1. Even if the pilot's kid asks nicely, don't let him steer a $50,000,000 Airbus when flying over Siberian mountains.

2. Always wait for tower clearance before attempting to take off in your 747 (in fog, fully loaded with fuel/passengers) when another fully loaded 747 is on the same runway.

3. If every single cockpit instrument/alarm is telling you "Terrain! Terrain! Terrain!," you should probably pay attention.
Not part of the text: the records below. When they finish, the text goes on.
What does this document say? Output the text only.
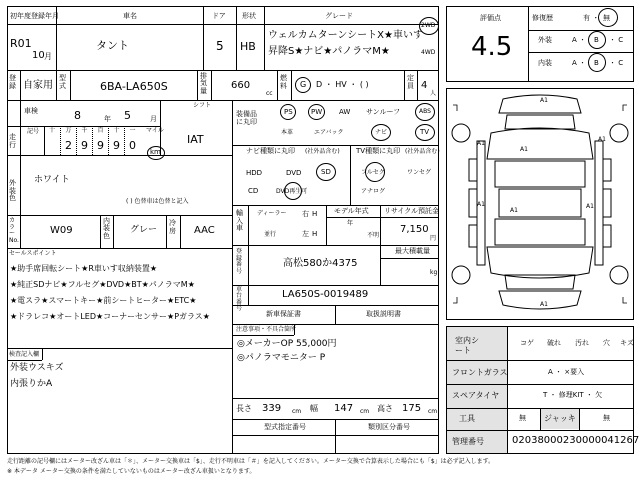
初年度登録年月
R01
10 月
車名
タント
ドア
5
形状
HB
グレード
ウェルカムターンシートX★車いす
昇降S★ナビ★パノラマM★
2WD
4WD
登録 自家用
型式	6BA-LA650S
排気量 660
cc
燃料 G D ・ HV ・ ( )
定員 4
人
車検	8	年 5	月
シフト
IAT
走行
記号	十	万
2
千
9
百
9
十
9
一
0
マイル
km
外装色
ホワイト
( ) 色替車は色替と記入
カラーNo.
W09
内装色
グレー
冷房 AAC
セールスポイント
★助手席回転シート★R車いす収納装置★
★純正SDナビ★フルセグ★DVD★BT★パノラマM★
★電スラ★スマートキー★前シートヒーター★ETC★
★ドラレコ★オートLED★コーナーセンサー★Pガラス★
検査記入欄
外装ウスキズ
内張りかA
装備品に丸印
PS	PW AW サンルーフ	ABS
本革	エアバック	ナビ	TV
ナビ種類に丸印 (社外品含む)
HDD	DVD	SD
CD	DVD再生可
TV種類に丸印 (社外品含む)
フルセグ	ワンセグ
アナログ
輸入車
ディーラー
並行
右 H
左 H
モデル年式
年
不明
リサイクル預託金
7,150
円
最大積載量
kg
登録番号
高松580か4375
車台番号
LA650S-0019489
新車保証書	取扱説明書
注意事項・不具合箇所
◎メーカーOP 55,000円
◎パノラマモニター P
長さ 339 cm 幅 147 cm 高さ 175 cm
型式指定番号	類別区分番号
評価点
4.5
修復歴	有 ・ 無
外装	A ・ B ・ C
内装	A ・ B ・ C
A1
A1
A1
A1
A1
A1
A1
A1
室内シート
コゲ 破れ 汚れ 穴 キズ
フロントガラス	A ・ ×要入
スペアタイヤ	T ・ 修理KIT ・ 欠
工具	無 ジャッキ	無
管理番号	02038000230000041267
走行距離の記号欄にはメーター改ざん車は「＊」、メーター交換車は「$」、走行不明車は「＃」を記入してください。メーター交換で合算表示した場合にも「$」は必ず記入します。
※ 本データ メーター交換の条件を満たしていないものはメーター改ざん車扱いとなります。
And speaking of paying attention, we all might want to do the same the next time our flight attendants go through their safety speech at the beginning of our next flight.  Even if we don't learn anything new, it's good to show our airline staff a little bit of respect - 

Especially if in our final fiery moments, we'd like one last glass of $12 Gallo wine...before arriving at that great airport in the sky.